The peak of showing romantic love varies between 18 months and 3 years of duration. Photo: Shutterstock description.
Three good reasons why romantic love dies
In the first place, this love is found within passions, where has the highest visibility ranging from 18 months to 3 years (depending on which study was mentioned) and then calm down to become less intense and feel urgent.
Second, this kind of love it is uneven. It is marked by biology and heteronormative norms, it is men who have taken a role of dominance over women.
Third, as we move away from primitive determinants and toward the world of social patterns, countless new options that expand the field of marital relationships: respect, inclusion, agreements, personal autonomy, equality, raising and caring for shared children, new forms of relationships such as homoparentality, single parenthood, open relationships; all changes questioning and accelerating changes to pre -established standards.
Fight the “effect of failure”
After the enthusiasm and desire to be together, why do so many couples become bitter, with little communication and start looking for pleasure outside of the bond? Explanations for this “romantic love decline” include the “effect of failure”stress and conflicts, monotony, loss of sexual desire, habituation, the flattening of intimacy and lack of positive effect.
Healthy reduce the stress that envelops us in the first stage of love. Photo: Shutterstock description.
Therefore, the loving intensity activated in the early years must give way to a sentimental love, more calm and controlled by desires. If the circuits of romantic love remain very active, the need to be together becomes a compelling one and limits the need for individual action. This is the basis of dependency love and addictive love.
On the other extreme, the loss of romantic love can be an extreme fall into dissatisfaction and boredom, maintained only by nostalgia for wild days. I always say: “love is not enough, you have to make love into actionOtherwise, everything remains in a feeling that is assumed, but not expressed. ”Love is not altruistic.
Healthy love sets its conditions. Photo: Shutterstock description.
Love is therefore not altruisticwe cannot place our whole being, our being at the mercy of a bond, nor can we expect others to do so. Healthy love requires “healthy selfishness”that is, a defense of individuality, personal standards, the autonomy of each subject.
In other words, romantic love has a positive side if we stick to the feelings of attraction that appear in the beginning.

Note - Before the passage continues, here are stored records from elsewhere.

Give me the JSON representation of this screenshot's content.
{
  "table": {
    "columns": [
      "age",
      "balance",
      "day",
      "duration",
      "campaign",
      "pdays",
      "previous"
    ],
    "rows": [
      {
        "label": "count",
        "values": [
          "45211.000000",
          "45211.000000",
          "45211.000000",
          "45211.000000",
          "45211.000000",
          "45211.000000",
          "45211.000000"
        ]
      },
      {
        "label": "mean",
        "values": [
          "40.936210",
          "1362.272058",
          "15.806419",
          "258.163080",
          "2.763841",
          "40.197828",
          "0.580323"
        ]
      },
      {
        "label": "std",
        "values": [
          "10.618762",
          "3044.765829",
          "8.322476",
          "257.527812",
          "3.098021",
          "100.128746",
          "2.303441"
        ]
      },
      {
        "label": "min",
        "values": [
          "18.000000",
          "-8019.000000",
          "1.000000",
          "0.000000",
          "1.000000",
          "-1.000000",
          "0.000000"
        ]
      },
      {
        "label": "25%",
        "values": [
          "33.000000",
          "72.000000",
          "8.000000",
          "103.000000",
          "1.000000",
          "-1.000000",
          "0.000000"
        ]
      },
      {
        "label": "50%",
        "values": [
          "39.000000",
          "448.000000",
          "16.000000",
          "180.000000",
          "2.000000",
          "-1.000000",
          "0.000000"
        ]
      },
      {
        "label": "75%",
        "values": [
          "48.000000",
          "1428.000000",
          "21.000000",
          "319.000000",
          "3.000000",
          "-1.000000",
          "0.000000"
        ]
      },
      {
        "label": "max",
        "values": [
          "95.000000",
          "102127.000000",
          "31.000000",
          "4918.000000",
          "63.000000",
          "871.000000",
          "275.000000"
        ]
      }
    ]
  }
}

We all remember those first loves full of intensity and illusions; but, at the same time, the need to control, to possess man, to perceive them as a necessary, essential “food”, is also beginning to emerge.
Healthy love sets its conditions from the very fact that each person participating does it with their stories, their personal desires, their ways of thinking about life, their ways of feeling and expressing love. A) Yes, the magic of healthy love It happens when these two people engage with each other, respect each other, share, project and reconcile even in the midst of conflicts. All without losing individuality.
Walter Ghedin, psychiatrist, psychotherapist, clinical sexologist and author of Heterosexuality came out of the closet (ed. Lea).